Alexandre Oliva wrote:
On Jan 24, 2005, Axel Thimm <Axel.Thimm@xxxxxxxxxx> wrote:
It is the packager's decision whether he will craft a package that
will allow concurrent non-conflicting installs of the same package
in different versions. This is currently (only) true for the kernel
packages, but could easily be extended to gcc and python packages.
So if the packager has taken care to allow for concurrent installs he
will tag his package appropriately.
A higher level resolver has otherwise no chance on deriving this
information and the current patching of resolvers to allow certain
packages to be installed instead of upgraded will have an end.
And why couldn't the depsolver itself verify that conflicts do not
exist between the installed version and the to-be-installed one? I
think it's my turn to show that we don't need additional annotations
:-)
Additional annotations for what? What problem are you trying to solve?

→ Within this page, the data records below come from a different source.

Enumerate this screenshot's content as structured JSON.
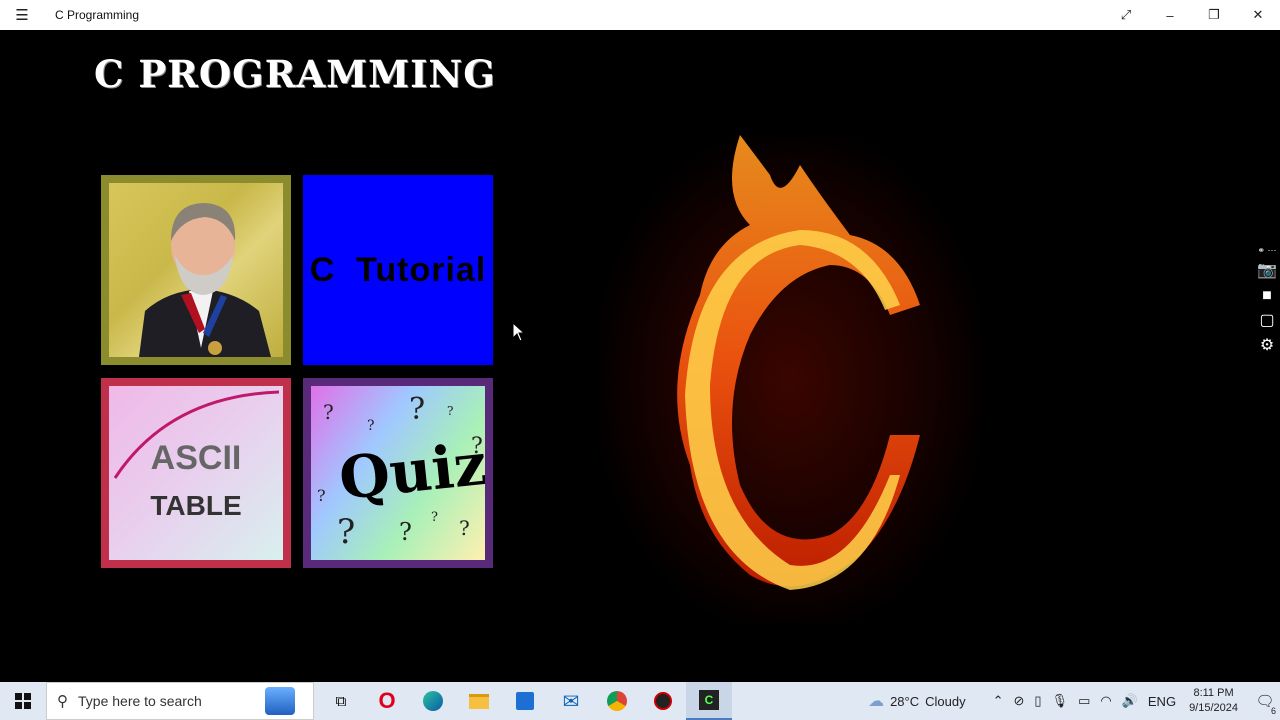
{
  "window": {
    "title": "C Programming",
    "controls": {
      "fullscreen": "⤢",
      "minimize": "–",
      "restore": "❐",
      "close": "✕"
    }
  },
  "app": {
    "heading": "C PROGRAMMING",
    "tiles": {
      "tutorial": {
        "label": "C  Tutorial",
        "color": "#0000ff"
      },
      "ascii": {
        "line1": "ASCII",
        "line2": "TABLE",
        "border_color": "#c0304a"
      },
      "quiz": {
        "label": "Quiz!",
        "border_color": "#5a2a7a"
      },
      "photo": {
        "border_color": "#8b8c2e"
      }
    }
  },
  "taskbar": {
    "search_placeholder": "Type here to search",
    "weather": {
      "temp": "28°C",
      "condition": "Cloudy"
    },
    "language": "ENG",
    "time": "8:11 PM",
    "date": "9/15/2024",
    "notification_count": "6"
  },
  "icons": {
    "menu": "hamburger-icon",
    "side_tools": [
      "link-icon",
      "camera-icon",
      "video-icon",
      "window-icon",
      "gear-icon"
    ],
    "taskbar_apps": [
      "task-view-icon",
      "opera-icon",
      "edge-icon",
      "file-explorer-icon",
      "store-icon",
      "mail-icon",
      "chrome-icon",
      "app-icon",
      "c-programming-icon"
    ]
  }
}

Depsolvers can of course do whatever they wish with the information
and mechanisms provided by rpmlib. Not that very much is being
attempted these days, debugging 1000+ package transactions ain't
exactly fun. And there is a desperate need for better install/upgrade
package policy choices. What's currently passing for state-of-the-art
is little more than arch scoring with a dash of multilib tabasco, if
you catch my drift.
FWIW, "missingok" generalizes to all dependencies, not just Requires:,
and in an equivalently semantic free (from rpmlib POV) fashion.
So "optional" annotation mark-up development is quite possible. Just
not Disttag: or Autoupdate: no, please.
And no matter what, the lack of dependeable analysis tools is the
impediment to better depsolver implemnentations.
Dry labbing dependency graph analysis is way way easier than
debugging 1000+ package transactions in situ.